Automatic control valves, much like everything else we purchase these days, are not all created equal. Some fall into the high quality bracket with pricing to match, while others hover closer to the lower quality and price sensitive end of the scale. Unfortunately, when evaluating control valve prices, it is not always clear what you are being offered and what standards the valve actually meets. Here are a few questions to consider and ask the supplier to ensure you get years of trouble free operation that lasts longer than it takes the sales person to drive out of your parking lot!
Q 1 What materials are being used?
Make sure you know what the different components of the valve are made of, as this will certainly affect the life of your valve, specifically:
Body Material – is the valve body cast iron or ductile iron? Traditionally valves were cast iron but ductile iron has become the new standard due to its superior physical properties that are much better at weathering the elements.
Body Coating – Most of the world insists on fusion bonded coating of a valve, inside and out. Unfortunately here in North America, that is not always requested. This just makes common sense for valves that are constantly wet and sit in locations that are not always dry and pristine. A valve should last for many years, so insisting on a coated valve is a wise choice.
Seat Material – bronze is typically the common material for seats but over time, depending on water quality and velocities, bronze wears resulting in the need for replacement. This is time consuming and expensive as seat replacement requires a complete disassembly of the entire valve. Ideally go for stainless steel.
Valve Internals – Most valve manufacturers utilize stainless steel for their valve stems. Make sure that you ask what grade of stainless you are getting as not all stainless steel is created equal. 316 SS is always the best choice because it is harder and least likely to corrode.
External Fasteners – Over time valves experience condensation or flooding and this can play havoc with coated studs or bolts. There is nothing worse than trying to remove heavily rusted studs out of an old valve to perform maintenance. Request stainless steel fasteners as this will ensure that bolts will be removable at any age.
Q 2 Does the valve supplier fully understand your application?
Too frequently a specification will be requested and a valve is supplied that is simply the wrong valve for the job. It may also be the case that there is just a better solution. Ensure you give your valve supplier all the necessary pressure and flow details including details of the actual application and what you want this valve to do. Having the wrong valve for the wrong application, at best case will result in a significantly shorter life and worst case, a malfunction that can result in destruction of the valve and other parts of your water distribution system.
Q 3 Will this new valve fit into my existing piping layout?
Don’t be tempted to just stay with brand X because that is the valve you may be replacing and has the same lay lengths. Most manufactures can be quite innovative on providing solutions to combat varying lay lengths so explore all of you options rather than just settling because you think it may be easier.
Q 4 Do you need specialty tools for maintenance?
Nobody wants to have to carry around a specific tool that only performs one task. Ensure that your valve can be maintained with everything you would carry in regular tool kit. Some valve manufacturers require specialized seat removal tools, or vice jaws installed with copper jaws to protect valve stems. While these are great ideas, they are certainly not things that the average operator has in his toolkit.
Q 5 Will your personnel receive complimentary factory qualified training?

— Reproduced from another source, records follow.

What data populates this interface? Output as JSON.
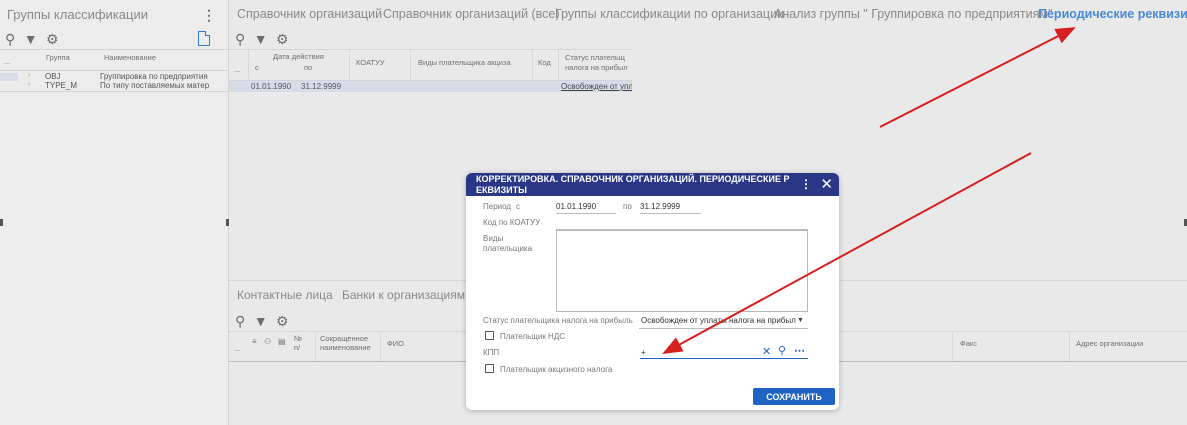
{
  "left_panel": {
    "title": "Группы классификации",
    "columns": [
      "...",
      "Группа",
      "Наименование"
    ],
    "rows": [
      {
        "code": "OBJ",
        "name": "Группировка по предприятия"
      },
      {
        "code": "TYPE_M",
        "name": "По типу поставляемых матер"
      }
    ]
  },
  "top_tabs": [
    "Справочник организаций",
    "Справочник организаций (все)",
    "Группы классификации по организации",
    "Анализ группы \" Группировка по предприятиям\"",
    "Периодические реквизиты"
  ],
  "main_grid": {
    "columns": {
      "dots": "...",
      "date_range": "Дата действия",
      "from": "с",
      "to": "по",
      "koatuu": "КОАТУУ",
      "payer_types": "Виды плательщика акциза",
      "code": "Код",
      "status_line1": "Статус плательщ",
      "status_line2": "налога на прибыл"
    },
    "row": {
      "from": "01.01.1990",
      "to": "31.12.9999",
      "status": "Освобожден от упл"
    }
  },
  "bottom_tabs": [
    "Контактные лица",
    "Банки к организациям"
  ],
  "bottom_grid": {
    "dots": "...",
    "num_line1": "№",
    "num_line2": "п/",
    "short_name_line1": "Сокращенное",
    "short_name_line2": "наименование",
    "fio": "ФИО",
    "fax": "Факс",
    "address": "Адрес организации"
  },
  "dialog": {
    "title": "КОРРЕКТИРОВКА. СПРАВОЧНИК ОРГАНИЗАЦИЙ. ПЕРИОДИЧЕСКИЕ Р ЕКВИЗИТЫ",
    "period_label": "Период",
    "from_label": "с",
    "from_value": "01.01.1990",
    "to_label": "по",
    "to_value": "31.12.9999",
    "koatuu_label": "Код по КОАТУУ",
    "payer_types_label_1": "Виды",
    "payer_types_label_2": "плательщика",
    "profit_status_label": "Статус плательщика налога на прибыль",
    "profit_status_value": "Освобожден от уплаты налога на прибыль",
    "vat_payer_label": "Плательщик НДС",
    "kpp_label": "КПП",
    "kpp_value": "+",
    "excise_payer_label": "Плательщик акцизного налога",
    "save_label": "СОХРАНИТЬ"
  },
  "colors": {
    "dialog_header": "#2a3787",
    "active_tab": "#4b8ad6",
    "save_button": "#1f63c3",
    "arrow": "#d81f1f"
  }
}
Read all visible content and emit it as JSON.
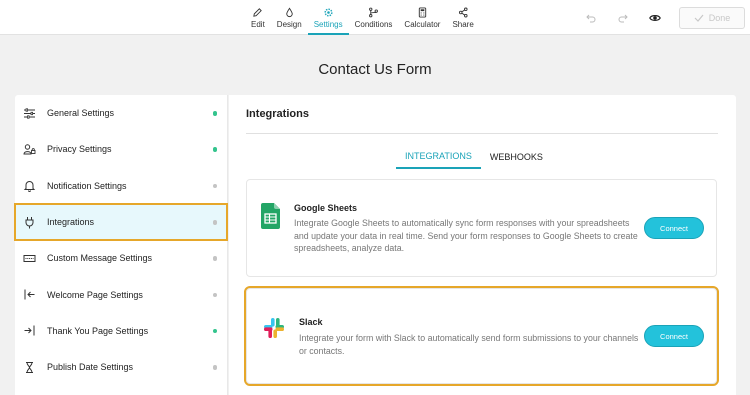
{
  "toolbar": {
    "tabs": [
      {
        "label": "Edit",
        "icon": "pencil-icon"
      },
      {
        "label": "Design",
        "icon": "droplet-icon"
      },
      {
        "label": "Settings",
        "icon": "gear-icon"
      },
      {
        "label": "Conditions",
        "icon": "branch-icon"
      },
      {
        "label": "Calculator",
        "icon": "calculator-icon"
      },
      {
        "label": "Share",
        "icon": "share-icon"
      }
    ],
    "active_tab": "Settings",
    "done_label": "Done"
  },
  "form_title": "Contact Us Form",
  "sidebar": {
    "items": [
      {
        "label": "General Settings",
        "icon": "sliders-icon",
        "status": "green"
      },
      {
        "label": "Privacy Settings",
        "icon": "user-lock-icon",
        "status": "green"
      },
      {
        "label": "Notification Settings",
        "icon": "bell-icon",
        "status": "gray"
      },
      {
        "label": "Integrations",
        "icon": "plug-icon",
        "status": "gray"
      },
      {
        "label": "Custom Message Settings",
        "icon": "message-icon",
        "status": "gray"
      },
      {
        "label": "Welcome Page Settings",
        "icon": "enter-icon",
        "status": "gray"
      },
      {
        "label": "Thank You Page Settings",
        "icon": "exit-icon",
        "status": "green"
      },
      {
        "label": "Publish Date Settings",
        "icon": "hourglass-icon",
        "status": "gray"
      }
    ],
    "active": "Integrations"
  },
  "main": {
    "heading": "Integrations",
    "subtabs": [
      "INTEGRATIONS",
      "WEBHOOKS"
    ],
    "active_subtab": "INTEGRATIONS",
    "cards": [
      {
        "title": "Google Sheets",
        "description": "Integrate Google Sheets to automatically sync form responses with your spreadsheets and update your data in real time. Send your form responses to Google Sheets to create spreadsheets, analyze data.",
        "button": "Connect",
        "icon": "google-sheets-icon"
      },
      {
        "title": "Slack",
        "description": "Integrate your form with Slack to automatically send form submissions to your channels or contacts.",
        "button": "Connect",
        "icon": "slack-icon"
      }
    ]
  },
  "colors": {
    "accent": "#1aa3b8",
    "connect_button": "#23c2db",
    "highlight": "#e6a72a",
    "status_green": "#33c48d",
    "status_gray": "#c4c4c4"
  }
}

Control valves are not so difficult to understand and once taught, most operations personnel can easily perform maintenance. Ensure that you will not be reliant on the additional cost of having to bring out a factory person every time your valve requires maintenance. Request that a factory-trained representative is on site when the valve is commissioned. This will allow your operators to be schooled in the regular maintenance needs, know what to look for if things go awry and how to start up a valve in a new system or after service. Simple tricks like removing air out of the pilot system are valuable lessons to see in practice.
Q 6 Does your valve have a solid warranty?
These days having a product with the long term back up of the factory is important. Three years should be the standard to ensure there are no manufacturing faults.
Q 7 Can I make changes to the valve if required
Having a valve “expansion ready” for the future can save you money and make your decisions a whole lot easier. For example, can you add a limit switch or a position indicator easily? Or, if you need to move the pilot system to the other side of the valve, can you do it, or is it not possible because the valve body does not have the required connections? Things always change and a flexible valve gives you more options to keep your now perfect valve, perfect down the road.
Q 8 Does your valve meet industry standards?
There are third party accreditations that ensure your valve was built to the correct specifications. For example; NSF 61, WRAS, UL/FM, AWWA, ISO 9002 et.al. They are important because they ensure that the valve has been built to a given standard so the user can be assured they meet approval for such things as low lead content, bacterial growth tests, functional tests etc.
Q 9 Do you have local and factory support?
Make sure there is someone in the area that is factory trained and available to come out and assist when you have questions or problems. This sounds like a given but it’s best to ensure the local agent will in fact be there for you when you need him. When a valve fails, timing is usually of the essence so you should know whom to call prior to such an event.
Q 10 Is the valve solution offered able to handle future needs?
In the world of “low bid wins”, a supplier may be tempted to squeeze as small a valve as possible into the application in order to reduce price. Make sure that the offered solution will supply your needs for the foreseeable future without the burden and additional cost of having to change a valve in a couple of years.